Contact a Family has published the 2014 results of its annual 'Counting the Costs' survey, which aims to build an accurate picture of the economic circumstances of families in the UK with disabled children. Of the people who completed the survey, twenty-five percent have more than one disabled child and half say they or their partner have a disability or health condition. Twenty-eight percent are lone parents, and sixty-six percent of the households have someone in paid employment.

The survey, conducted every other year, showed that since 2012, the number of respondents going without food has almost doubled to thirty-one percent. The number going without heating has increased from twenty-one and a half percent to thirty-three percent. Of these, twenty-two percent say their child’s health has worsened as a result of going without essentials and forty-nine percent say their own health has suffered. Marriages and relationships have foundered as a result. “Going without everyday essentials” means different things for different families; most had no days out or leisure time; many had cut back on purchasing clothes and car fuel. A very significant number (more than a third) could not afford specialist equipment, therapies and hospital visits.

Sixty-five percent say that in the past twelve months they have fallen behind on energy and utility bills; thirty-six percent have taken a loan, most of them to pay for food and heating. Fifty-one percent have had threats of court action for non-payment of bills, mainly for council tax and energy bills. Unsurprisingly, ninety-three percent report anxiety and stress.

More than twenty-five percent of those surveyed reported that they incur an average of £300 of extra costs directly as a result of their child’s disability. These costs are for things like special clothes or equipment, adapted transport, and more frequent laundry and replacement of items. Eighty-eight percent have caring responsibilities that prevent them working as many hours as they want, and almost three-quarters are cutting back on work or giving up on careers because of the difficulty of finding specialist care for their disabled child. A third are worse off as a direct result of benefit changes, nearly half of them by £30 a week.

Right at the outset of His ministry, the child who had grown up in poverty stated that He had come to preach good news to the poor. He supported His words with actions, seeking out the poorest and most marginalised members of society to show them God’s love and power. He specified that poor people, as well as disabled people, were to be given pride of place at the banquets of the wealthy. In the parable of the sheep and the goats He was very specific about the way in which His followers should care for the poorest and most disadvantaged people around them.

The apostles took up His call – Paul connected giving to the poor with the example of Christ: “But just as you abound in everything, in faith and utterance and knowledge and in all earnestness and in the love we inspired in you, see that you abound in this gracious work also… For you know the grace of our Lord Jesus Christ, that though He was rich, yet for your sake He became poor, so that you through His poverty might become rich.” (2 Corinthians 8. 7-9)

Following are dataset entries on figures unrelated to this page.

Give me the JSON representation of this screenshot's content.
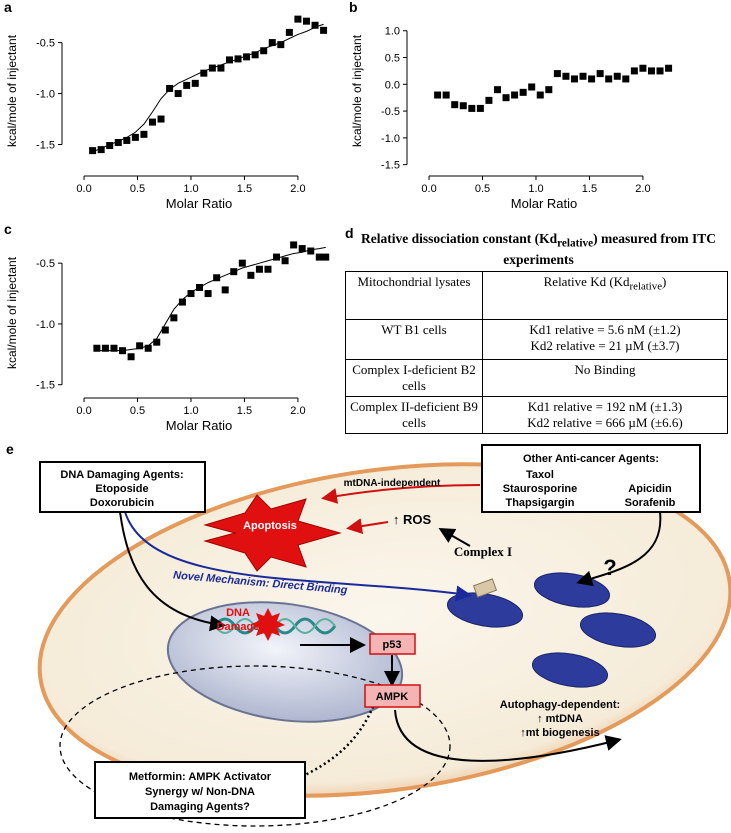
{
  "chart_data": [
    {
      "type": "scatter",
      "panel": "a",
      "xlabel": "Molar Ratio",
      "ylabel": "kcal/mole of injectant",
      "x": [
        0.08,
        0.16,
        0.24,
        0.32,
        0.4,
        0.48,
        0.56,
        0.64,
        0.72,
        0.8,
        0.88,
        0.96,
        1.04,
        1.12,
        1.2,
        1.28,
        1.36,
        1.44,
        1.52,
        1.6,
        1.68,
        1.76,
        1.84,
        1.92,
        2.0,
        2.08,
        2.16,
        2.24
      ],
      "series": [
        {
          "color": "#000000",
          "marker": "square",
          "values": [
            -1.56,
            -1.55,
            -1.51,
            -1.48,
            -1.46,
            -1.43,
            -1.4,
            -1.28,
            -1.25,
            -0.95,
            -1.0,
            -0.92,
            -0.9,
            -0.8,
            -0.75,
            -0.75,
            -0.67,
            -0.66,
            -0.64,
            -0.62,
            -0.58,
            -0.5,
            -0.52,
            -0.4,
            -0.27,
            -0.29,
            -0.33,
            -0.38
          ]
        },
        {
          "color": "#000000",
          "marker": "line",
          "values": [
            -1.57,
            -1.54,
            -1.5,
            -1.47,
            -1.43,
            -1.38,
            -1.3,
            -1.18,
            -1.05,
            -0.96,
            -0.9,
            -0.86,
            -0.82,
            -0.78,
            -0.75,
            -0.72,
            -0.69,
            -0.66,
            -0.63,
            -0.6,
            -0.56,
            -0.53,
            -0.5,
            -0.46,
            -0.42,
            -0.39,
            -0.35,
            -0.32
          ]
        }
      ],
      "xlim": [
        -0.15,
        2.3
      ],
      "ylim": [
        -1.75,
        -0.2
      ],
      "xticks": [
        {
          "value": 0,
          "label": "0.0"
        },
        0.5,
        {
          "value": 1,
          "label": "1.0"
        },
        1.5,
        {
          "value": 2,
          "label": "2.0"
        }
      ],
      "yticks": [
        -1.5,
        {
          "value": -1,
          "label": "-1.0"
        },
        -0.5
      ]
    },
    {
      "type": "scatter",
      "panel": "b",
      "xlabel": "Molar Ratio",
      "ylabel": "kcal/mole of injectant",
      "x": [
        0.08,
        0.16,
        0.24,
        0.32,
        0.4,
        0.48,
        0.56,
        0.64,
        0.72,
        0.8,
        0.88,
        0.96,
        1.04,
        1.12,
        1.2,
        1.28,
        1.36,
        1.44,
        1.52,
        1.6,
        1.68,
        1.76,
        1.84,
        1.92,
        2.0,
        2.08,
        2.16,
        2.24
      ],
      "series": [
        {
          "color": "#000000",
          "marker": "square",
          "values": [
            -0.2,
            -0.2,
            -0.38,
            -0.4,
            -0.45,
            -0.45,
            -0.3,
            -0.1,
            -0.25,
            -0.2,
            -0.15,
            -0.05,
            -0.2,
            -0.1,
            0.2,
            0.15,
            0.1,
            0.15,
            0.1,
            0.2,
            0.1,
            0.15,
            0.1,
            0.25,
            0.3,
            0.25,
            0.25,
            0.3
          ]
        }
      ],
      "xlim": [
        -0.15,
        2.3
      ],
      "ylim": [
        -1.6,
        1.35
      ],
      "xticks": [
        {
          "value": 0,
          "label": "0.0"
        },
        0.5,
        {
          "value": 1,
          "label": "1.0"
        },
        1.5,
        {
          "value": 2,
          "label": "2.0"
        }
      ],
      "yticks": [
        -1.5,
        {
          "value": -1,
          "label": "-1.0"
        },
        -0.5,
        {
          "value": 0,
          "label": "0.0"
        },
        0.5,
        {
          "value": 1,
          "label": "1.0"
        }
      ]
    },
    {
      "type": "scatter",
      "panel": "c",
      "xlabel": "Molar Ratio",
      "ylabel": "kcal/mole of injectant",
      "x": [
        0.12,
        0.2,
        0.28,
        0.36,
        0.44,
        0.52,
        0.6,
        0.68,
        0.76,
        0.84,
        0.92,
        1.0,
        1.08,
        1.16,
        1.24,
        1.32,
        1.4,
        1.48,
        1.56,
        1.64,
        1.72,
        1.8,
        1.88,
        1.96,
        2.04,
        2.12,
        2.2,
        2.26
      ],
      "series": [
        {
          "color": "#000000",
          "marker": "square",
          "values": [
            -1.2,
            -1.2,
            -1.2,
            -1.22,
            -1.27,
            -1.18,
            -1.2,
            -1.15,
            -1.05,
            -0.95,
            -0.82,
            -0.75,
            -0.7,
            -0.75,
            -0.62,
            -0.72,
            -0.57,
            -0.5,
            -0.6,
            -0.55,
            -0.55,
            -0.45,
            -0.48,
            -0.35,
            -0.38,
            -0.4,
            -0.45,
            -0.45
          ]
        },
        {
          "color": "#000000",
          "marker": "line",
          "values": [
            -1.22,
            -1.22,
            -1.22,
            -1.22,
            -1.21,
            -1.2,
            -1.18,
            -1.12,
            -1.0,
            -0.88,
            -0.8,
            -0.74,
            -0.7,
            -0.66,
            -0.63,
            -0.6,
            -0.57,
            -0.54,
            -0.52,
            -0.5,
            -0.48,
            -0.46,
            -0.44,
            -0.42,
            -0.41,
            -0.39,
            -0.38,
            -0.37
          ]
        }
      ],
      "xlim": [
        -0.15,
        2.3
      ],
      "ylim": [
        -1.56,
        -0.26
      ],
      "xticks": [
        {
          "value": 0,
          "label": "0.0"
        },
        0.5,
        {
          "value": 1,
          "label": "1.0"
        },
        1.5,
        {
          "value": 2,
          "label": "2.0"
        }
      ],
      "yticks": [
        -1.5,
        {
          "value": -1,
          "label": "-1.0"
        },
        -0.5
      ]
    }
  ],
  "table": {
    "label": "d",
    "title": {
      "pre": "Relative dissociation constant (Kd",
      "sub": "relative",
      "post": ") measured from ITC experiments"
    },
    "header": {
      "col1": "Mitochondrial lysates",
      "col2": {
        "pre": "Relative Kd (Kd",
        "sub": "relative",
        "post": ")"
      }
    },
    "rows": [
      [
        "WT B1 cells",
        [
          "Kd1 relative = 5.6 nM (±1.2)",
          "Kd2 relative = 21 µM (±3.7)"
        ]
      ],
      [
        "Complex I-deficient B2 cells",
        [
          "No Binding"
        ]
      ],
      [
        "Complex II-deficient B9 cells",
        [
          "Kd1 relative = 192 nM (±1.3)",
          "Kd2 relative = 666 µM (±6.6)"
        ]
      ]
    ]
  },
  "diagram": {
    "label": "e",
    "dna_agents": {
      "title": "DNA Damaging Agents:",
      "items": [
        "Etoposide",
        "Doxorubicin"
      ]
    },
    "other_agents": {
      "title": "Other Anti-cancer Agents:",
      "items": [
        "Taxol",
        "Staurosporine",
        "Thapsigargin",
        "Apicidin",
        "Sorafenib"
      ]
    },
    "mtdna_independent": "mtDNA-independent",
    "apoptosis": "Apoptosis",
    "ros": "↑ ROS",
    "complex1": "Complex I",
    "novel": "Novel Mechanism: Direct Binding",
    "question": "?",
    "dna_damage": [
      "DNA",
      "Damage"
    ],
    "p53": "p53",
    "ampk": "AMPK",
    "autophagy": [
      "Autophagy-dependent:",
      "↑ mtDNA",
      "↑mt biogenesis"
    ],
    "metformin": [
      "Metformin: AMPK Activator",
      "Synergy w/ Non-DNA",
      "Damaging Agents?"
    ]
  }
}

James declared that religion was worthless unless it included generosity towards those who were lacking life’s essentials: “Pure and undefiled religion in the sight of our God and Father is this: to visit orphans and widows in their distress, and to keep oneself unstained by the world.” (James 1.27).

This Christmas, as we worship the one who was born into poverty, lived among poor people and challenged us to care for those around us who lack the means to meet their own needs, let us be aware of those who are raising disabled children in hardship and want, and ask God to show us what we can do to help.